Why speakable will be important for SEO

Voice search – and thus language-based search results and content – will make up a significant proportion of search queries. Smart Assistants such as Google Home devices or Amazon’s Alexa are on the rise. Voice search is already increasingly being used for mobile, with a high proportion of local search queries. A look at various statistics shows, for example, that “50% of all searches will be voice searches by 2020” and “about 30% of all searches will be done without a screen”.

Saban Denis Dasign, CEO of TRENDOMEDIA and XOVI Expert, assesses the importance of voice search for SEO in his article Speak Up! Is Voice Search Set to Replace Text Search? He says:

“In order to be found with direct answers in Google’s index, SEO experts must ensure that a website’s content provides immediate, accurate answers to specific questions.”

Speakable is just another natural development of voice search. And it will continue to evolve, especially with so many devices around: Don’t underestimate the widespread and steadily growing reach of Google’s Assistant. It’s everywhere. According to Google, in 2017 the Assistant was already “available on more than 400 million devices, including speakers like Google Home, Android phones and tablets, iPhones, headphones, TVs, watches and more.” This, more than 400 million devices can (and most likely will) make use of the speakable structured data.

With the Schema.org markup speakable, the accessibility of speech-based information will grow.
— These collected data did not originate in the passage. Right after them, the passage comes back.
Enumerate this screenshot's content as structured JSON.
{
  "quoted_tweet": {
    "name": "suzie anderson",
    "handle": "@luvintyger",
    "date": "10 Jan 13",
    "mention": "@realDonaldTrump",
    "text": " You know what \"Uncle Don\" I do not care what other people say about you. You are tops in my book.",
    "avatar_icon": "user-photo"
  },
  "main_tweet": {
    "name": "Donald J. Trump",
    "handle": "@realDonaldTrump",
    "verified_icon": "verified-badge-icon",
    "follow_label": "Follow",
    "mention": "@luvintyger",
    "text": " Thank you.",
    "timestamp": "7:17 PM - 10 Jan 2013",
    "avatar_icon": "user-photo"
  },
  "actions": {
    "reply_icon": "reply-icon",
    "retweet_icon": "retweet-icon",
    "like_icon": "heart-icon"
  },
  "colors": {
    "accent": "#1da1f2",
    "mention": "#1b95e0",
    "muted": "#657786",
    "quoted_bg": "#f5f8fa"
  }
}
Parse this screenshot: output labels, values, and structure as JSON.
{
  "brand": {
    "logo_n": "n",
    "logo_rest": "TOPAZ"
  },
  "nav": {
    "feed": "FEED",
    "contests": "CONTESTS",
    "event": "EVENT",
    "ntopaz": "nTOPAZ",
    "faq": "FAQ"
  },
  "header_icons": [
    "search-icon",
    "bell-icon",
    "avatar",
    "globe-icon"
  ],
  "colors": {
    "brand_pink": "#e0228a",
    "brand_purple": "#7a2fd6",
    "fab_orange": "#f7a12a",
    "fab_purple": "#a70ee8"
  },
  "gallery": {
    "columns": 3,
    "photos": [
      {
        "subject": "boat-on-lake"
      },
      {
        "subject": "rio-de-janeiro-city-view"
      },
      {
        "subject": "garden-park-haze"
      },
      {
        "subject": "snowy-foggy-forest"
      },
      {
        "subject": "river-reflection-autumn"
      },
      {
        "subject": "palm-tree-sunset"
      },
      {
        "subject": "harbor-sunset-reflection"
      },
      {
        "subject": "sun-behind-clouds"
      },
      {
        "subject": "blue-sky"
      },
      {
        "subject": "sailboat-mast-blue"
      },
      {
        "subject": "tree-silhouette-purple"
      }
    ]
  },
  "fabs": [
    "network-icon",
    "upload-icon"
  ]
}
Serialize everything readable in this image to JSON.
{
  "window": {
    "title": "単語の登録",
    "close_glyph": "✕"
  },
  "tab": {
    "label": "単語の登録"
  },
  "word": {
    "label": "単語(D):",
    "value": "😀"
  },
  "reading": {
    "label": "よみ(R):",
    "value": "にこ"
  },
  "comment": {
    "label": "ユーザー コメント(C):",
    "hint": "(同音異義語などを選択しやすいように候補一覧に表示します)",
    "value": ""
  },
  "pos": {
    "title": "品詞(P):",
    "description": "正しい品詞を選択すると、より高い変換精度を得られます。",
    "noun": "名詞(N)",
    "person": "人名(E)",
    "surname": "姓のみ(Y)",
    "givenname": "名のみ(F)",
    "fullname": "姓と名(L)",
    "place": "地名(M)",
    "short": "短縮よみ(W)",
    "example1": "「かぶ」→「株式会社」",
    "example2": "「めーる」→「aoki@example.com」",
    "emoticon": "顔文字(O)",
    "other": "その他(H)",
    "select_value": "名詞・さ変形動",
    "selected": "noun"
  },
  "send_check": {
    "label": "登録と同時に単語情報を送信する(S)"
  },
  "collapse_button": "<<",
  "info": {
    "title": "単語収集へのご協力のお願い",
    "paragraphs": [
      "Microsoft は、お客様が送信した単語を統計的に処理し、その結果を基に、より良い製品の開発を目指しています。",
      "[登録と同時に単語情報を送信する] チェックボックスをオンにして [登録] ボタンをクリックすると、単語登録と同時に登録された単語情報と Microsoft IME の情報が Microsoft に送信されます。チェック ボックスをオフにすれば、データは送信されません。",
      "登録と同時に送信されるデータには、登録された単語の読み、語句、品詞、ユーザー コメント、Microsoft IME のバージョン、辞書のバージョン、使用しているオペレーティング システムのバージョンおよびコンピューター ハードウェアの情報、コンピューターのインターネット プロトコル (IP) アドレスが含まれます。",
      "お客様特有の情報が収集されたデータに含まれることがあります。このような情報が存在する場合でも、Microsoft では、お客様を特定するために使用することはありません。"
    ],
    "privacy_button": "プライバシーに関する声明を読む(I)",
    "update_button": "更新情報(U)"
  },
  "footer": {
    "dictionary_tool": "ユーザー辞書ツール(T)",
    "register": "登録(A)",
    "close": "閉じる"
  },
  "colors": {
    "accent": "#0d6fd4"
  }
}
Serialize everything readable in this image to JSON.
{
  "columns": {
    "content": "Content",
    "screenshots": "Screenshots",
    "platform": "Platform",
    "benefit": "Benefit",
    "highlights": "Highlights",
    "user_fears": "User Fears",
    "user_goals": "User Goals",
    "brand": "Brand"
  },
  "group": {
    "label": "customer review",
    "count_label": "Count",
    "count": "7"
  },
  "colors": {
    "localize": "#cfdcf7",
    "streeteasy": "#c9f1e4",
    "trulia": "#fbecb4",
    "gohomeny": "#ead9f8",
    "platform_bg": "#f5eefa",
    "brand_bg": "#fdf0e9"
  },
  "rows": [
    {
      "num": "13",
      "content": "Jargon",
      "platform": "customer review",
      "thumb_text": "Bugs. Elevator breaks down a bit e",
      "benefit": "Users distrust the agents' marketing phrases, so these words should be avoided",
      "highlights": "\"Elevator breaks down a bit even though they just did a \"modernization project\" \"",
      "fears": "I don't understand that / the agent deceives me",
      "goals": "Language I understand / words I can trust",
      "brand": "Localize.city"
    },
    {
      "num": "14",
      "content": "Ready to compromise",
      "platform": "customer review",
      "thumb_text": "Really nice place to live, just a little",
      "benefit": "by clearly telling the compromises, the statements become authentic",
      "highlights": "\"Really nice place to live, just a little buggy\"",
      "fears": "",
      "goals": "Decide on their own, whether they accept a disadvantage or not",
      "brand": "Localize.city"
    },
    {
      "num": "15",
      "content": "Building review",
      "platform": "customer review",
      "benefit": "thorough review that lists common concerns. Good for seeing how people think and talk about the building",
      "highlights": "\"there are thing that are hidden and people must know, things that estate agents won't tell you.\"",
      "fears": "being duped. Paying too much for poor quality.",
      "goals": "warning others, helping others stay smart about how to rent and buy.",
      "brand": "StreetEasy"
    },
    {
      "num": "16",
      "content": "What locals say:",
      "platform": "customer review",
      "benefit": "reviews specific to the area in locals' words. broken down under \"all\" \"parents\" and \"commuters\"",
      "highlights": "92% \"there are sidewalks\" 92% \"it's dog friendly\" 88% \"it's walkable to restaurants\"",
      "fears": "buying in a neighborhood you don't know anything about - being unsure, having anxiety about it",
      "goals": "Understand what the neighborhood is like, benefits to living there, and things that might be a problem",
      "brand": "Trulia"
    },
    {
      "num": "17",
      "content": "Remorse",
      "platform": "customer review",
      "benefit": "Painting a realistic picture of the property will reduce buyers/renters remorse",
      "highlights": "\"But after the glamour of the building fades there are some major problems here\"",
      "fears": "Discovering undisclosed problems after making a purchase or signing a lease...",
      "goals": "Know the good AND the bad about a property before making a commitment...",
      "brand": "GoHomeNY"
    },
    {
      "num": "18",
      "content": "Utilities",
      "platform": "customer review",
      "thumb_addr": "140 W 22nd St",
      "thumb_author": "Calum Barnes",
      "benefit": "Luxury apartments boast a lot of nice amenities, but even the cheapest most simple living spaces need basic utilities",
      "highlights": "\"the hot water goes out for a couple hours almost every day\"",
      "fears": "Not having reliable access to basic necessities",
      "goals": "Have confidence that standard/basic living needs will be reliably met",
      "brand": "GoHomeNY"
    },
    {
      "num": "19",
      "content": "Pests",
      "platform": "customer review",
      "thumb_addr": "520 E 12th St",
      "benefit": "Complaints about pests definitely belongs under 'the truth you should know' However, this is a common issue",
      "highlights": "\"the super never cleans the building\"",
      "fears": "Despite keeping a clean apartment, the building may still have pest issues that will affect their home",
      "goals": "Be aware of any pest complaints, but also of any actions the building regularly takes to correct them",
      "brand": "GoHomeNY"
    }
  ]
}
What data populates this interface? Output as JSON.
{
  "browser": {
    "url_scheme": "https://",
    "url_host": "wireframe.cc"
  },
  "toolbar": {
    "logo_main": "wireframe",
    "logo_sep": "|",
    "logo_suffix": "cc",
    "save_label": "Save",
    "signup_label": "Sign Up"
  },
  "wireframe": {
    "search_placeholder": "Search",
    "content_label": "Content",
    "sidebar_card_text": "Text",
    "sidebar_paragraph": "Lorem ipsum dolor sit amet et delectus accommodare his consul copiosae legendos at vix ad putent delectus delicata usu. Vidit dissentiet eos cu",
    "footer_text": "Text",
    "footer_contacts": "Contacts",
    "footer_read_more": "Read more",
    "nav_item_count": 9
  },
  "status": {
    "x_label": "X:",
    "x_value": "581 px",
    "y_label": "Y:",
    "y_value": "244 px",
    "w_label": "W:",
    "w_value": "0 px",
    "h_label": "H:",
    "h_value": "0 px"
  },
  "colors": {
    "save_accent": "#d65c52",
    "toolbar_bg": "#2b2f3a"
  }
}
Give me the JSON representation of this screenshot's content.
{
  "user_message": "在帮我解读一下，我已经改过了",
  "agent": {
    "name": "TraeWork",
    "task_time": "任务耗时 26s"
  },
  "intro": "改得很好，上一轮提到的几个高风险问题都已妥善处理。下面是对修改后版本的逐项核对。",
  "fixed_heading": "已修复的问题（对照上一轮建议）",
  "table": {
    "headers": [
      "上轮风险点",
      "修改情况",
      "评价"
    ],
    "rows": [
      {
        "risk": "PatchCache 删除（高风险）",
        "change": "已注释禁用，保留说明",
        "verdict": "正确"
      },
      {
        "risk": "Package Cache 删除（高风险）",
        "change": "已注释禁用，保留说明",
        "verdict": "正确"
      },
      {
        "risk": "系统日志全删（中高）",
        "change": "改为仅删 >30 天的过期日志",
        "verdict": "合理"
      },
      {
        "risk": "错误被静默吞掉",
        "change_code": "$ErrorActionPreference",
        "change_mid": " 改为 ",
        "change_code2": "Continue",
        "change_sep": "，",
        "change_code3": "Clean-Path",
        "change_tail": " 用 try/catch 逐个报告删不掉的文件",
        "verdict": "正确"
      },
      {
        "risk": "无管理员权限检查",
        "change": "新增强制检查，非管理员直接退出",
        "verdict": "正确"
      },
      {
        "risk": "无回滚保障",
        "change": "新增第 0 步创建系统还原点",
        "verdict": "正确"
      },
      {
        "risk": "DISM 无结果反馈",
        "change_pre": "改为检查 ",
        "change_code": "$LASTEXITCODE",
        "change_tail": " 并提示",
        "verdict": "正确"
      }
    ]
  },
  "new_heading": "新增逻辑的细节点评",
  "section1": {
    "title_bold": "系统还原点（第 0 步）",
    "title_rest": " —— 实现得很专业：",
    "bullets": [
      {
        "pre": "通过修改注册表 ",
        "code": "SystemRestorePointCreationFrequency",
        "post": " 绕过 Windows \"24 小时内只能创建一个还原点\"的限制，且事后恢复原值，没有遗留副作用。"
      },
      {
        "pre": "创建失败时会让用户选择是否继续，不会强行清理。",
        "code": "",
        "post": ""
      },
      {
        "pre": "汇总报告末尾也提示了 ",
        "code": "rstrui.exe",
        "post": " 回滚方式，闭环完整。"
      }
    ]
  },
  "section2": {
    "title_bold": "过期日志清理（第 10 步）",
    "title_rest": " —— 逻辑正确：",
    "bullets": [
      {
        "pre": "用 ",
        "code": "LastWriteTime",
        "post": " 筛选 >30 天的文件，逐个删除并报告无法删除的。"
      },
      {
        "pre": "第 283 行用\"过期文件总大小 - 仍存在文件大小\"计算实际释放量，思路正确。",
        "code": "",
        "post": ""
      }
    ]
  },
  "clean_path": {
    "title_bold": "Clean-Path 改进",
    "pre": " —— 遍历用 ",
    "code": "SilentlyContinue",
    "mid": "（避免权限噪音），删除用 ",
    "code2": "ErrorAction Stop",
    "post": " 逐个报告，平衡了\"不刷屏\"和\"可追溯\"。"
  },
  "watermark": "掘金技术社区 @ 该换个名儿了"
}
Consequently, smart assistants will become increasingly relevant to people’s lives. Speakable is currently limited to U.S. news services. Currently. Once the beta phase is complete, the markup will surely be extended to numerous other search queries, languages and countries. For speech search results, the content that is best prepared in terms of content and technology will be given preference.

Prepare your content well. Start now. Do it not only for readers, but also for future listeners. Use the test phase to observe the development of the speakable markup and adapt your own content for text to speech conversion. Stay relevant in the coming time of voice search.